Mehr als einmal wollte ich alles hinschmeißen und hinterfragte den Sinn meines Studiums. Fünfeinhalb Jahre später hielt ich ziemlich abgestumpft mein Examen in der Hand und fühlte mich wie ein Gott in Weiß. Nach meiner ersten Assistenzarztstelle mit sage und schreibe 2 000 Euro Bruttogehalt fühlte ich mich wie Schrott in Weiß. 40 bis 60 Patient:innen täglich im Fließbandverfahren abzufertigen, sodass ich mir weder einen Namen merken konnte noch Zeit hatte, mich mit auch nur einem oder einer von ihnen zu unterhalten. Typischerweise hieß es: »WKB auf 2« – was so viel bedeutet wie: Wurzelkanalbehandlung auf Zimmer 2. Alles andere war zwar nicht egal, aber es fehlte einfach die Zeit, um sich damit zu beschäftigen. Ich erwischte mich oft dabei, dass ich den Patient:innen nicht mal mehr richtig Hallo sagte, sondern mir direkt den Bohrer griff, nachdem ich das Zimmer betreten hatte. Mein Chef folgte Tag für Tag genau diesem Ablauf, und das seit mehr als 20 Jahren. Schon im Bewerbungsgespräch hatte er mir eröffnet, dass sein Geschäftspartner sich im Jahr zuvor das Leben nehmen wollte. Nach drei Monaten mit diesem Pensum verstand ich warum.

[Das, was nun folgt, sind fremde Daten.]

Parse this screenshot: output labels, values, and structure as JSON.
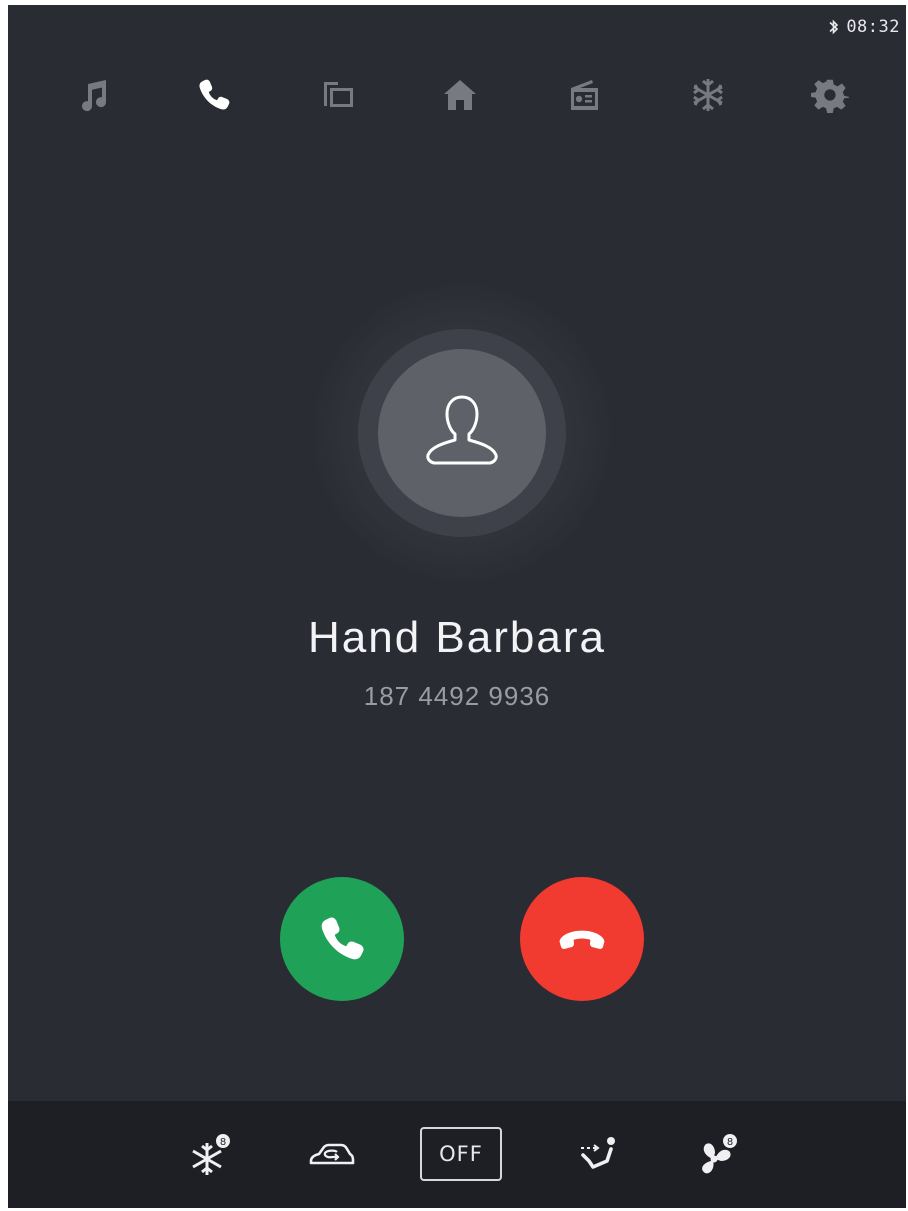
{
  "status_bar": {
    "time": "08:32",
    "bluetooth_icon": "bluetooth-icon"
  },
  "top_nav": {
    "items": [
      {
        "name": "music",
        "icon": "music-note-icon",
        "active": false
      },
      {
        "name": "phone",
        "icon": "phone-icon",
        "active": true
      },
      {
        "name": "screen-mirroring",
        "icon": "screen-mirror-icon",
        "active": false
      },
      {
        "name": "home",
        "icon": "home-icon",
        "active": false
      },
      {
        "name": "radio",
        "icon": "radio-icon",
        "active": false
      },
      {
        "name": "climate",
        "icon": "snowflake-icon",
        "active": false
      },
      {
        "name": "settings",
        "icon": "gear-icon",
        "active": false
      }
    ],
    "active_color": "#ffffff",
    "inactive_color": "#777a82"
  },
  "call": {
    "caller_name": "Hand Barbara",
    "caller_number": "187 4492 9936",
    "avatar_icon": "person-outline-icon",
    "accept_icon": "phone-accept-icon",
    "decline_icon": "phone-hangup-icon",
    "accept_color": "#20a158",
    "decline_color": "#f13a30"
  },
  "climate_bar": {
    "off_label": "OFF",
    "items": [
      {
        "icon": "ac-snowflake-icon"
      },
      {
        "icon": "air-recirculation-icon"
      },
      {
        "icon": "airflow-direction-icon"
      },
      {
        "icon": "fan-speed-icon"
      }
    ]
  },
  "colors": {
    "background": "#2a2c33",
    "bottom_bar": "#1e1f24"
  }
}
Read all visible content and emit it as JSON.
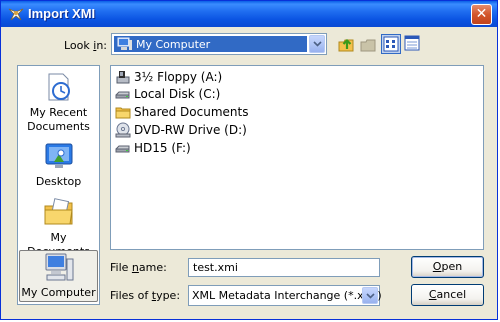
{
  "window": {
    "title": "Import XMI",
    "close_label": "✕"
  },
  "lookin": {
    "label_accel": "i",
    "label_pre": "Look ",
    "label_post": "n:",
    "value": "My Computer"
  },
  "toolbar": {
    "buttons": [
      "up-folder",
      "new-folder",
      "view-list",
      "view-details"
    ]
  },
  "places": [
    {
      "label_line1": "My Recent",
      "label_line2": "Documents",
      "icon": "recent-documents-icon"
    },
    {
      "label_line1": "Desktop",
      "label_line2": "",
      "icon": "desktop-icon"
    },
    {
      "label_line1": "My Documents",
      "label_line2": "",
      "icon": "my-documents-icon"
    },
    {
      "label_line1": "My Computer",
      "label_line2": "",
      "icon": "my-computer-icon",
      "selected": true
    }
  ],
  "files": [
    {
      "label": "3½ Floppy (A:)",
      "icon": "floppy-icon"
    },
    {
      "label": "Local Disk (C:)",
      "icon": "hard-disk-icon"
    },
    {
      "label": "Shared Documents",
      "icon": "folder-icon"
    },
    {
      "label": "DVD-RW Drive (D:)",
      "icon": "dvd-drive-icon"
    },
    {
      "label": "HD15 (F:)",
      "icon": "hard-disk-icon"
    }
  ],
  "filename": {
    "label_pre": "File ",
    "label_accel": "n",
    "label_post": "ame:",
    "value": "test.xmi"
  },
  "filetype": {
    "label_pre": "Files of ",
    "label_accel": "t",
    "label_post": "ype:",
    "value": "XML Metadata Interchange (*.xmi)"
  },
  "buttons": {
    "open": {
      "accel": "O",
      "rest": "pen"
    },
    "cancel": {
      "accel": "C",
      "rest": "ancel"
    }
  }
}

Zeitmangel, Kostendruck, die Reformbedürftigkeit der Ausbildung – all diese Probleme sind nicht neu. Aber der daraus resultierende Vertrauensverlust bei den Patient:innen ist mittlerweile so groß geworden, dass er nicht nur in Skepsis, sondern in Ablehnung uns Ärzt:innen gegenüber umgeschlagen ist. Immer mehr Patient:innen befragen lieber »Dr. Google«, als zum Arzt oder zur Ärztin zu gehen. Doch im World Wide Web wird aus einer Mücke schnell ein Elefant, den man mit bestenfalls unwirksamen Heilmittelchen in Eigenregie zu kurieren versucht, oder eine ernst zu nehmende Erkrankung soll sich wie durch Zauberhand durch das Trinken von Pooldesinfektionsmittel plötzlich in Luft auflösen. Bitte nicht.

Die Angst vor dem Zahnarzt ist – leider – ein Klassiker.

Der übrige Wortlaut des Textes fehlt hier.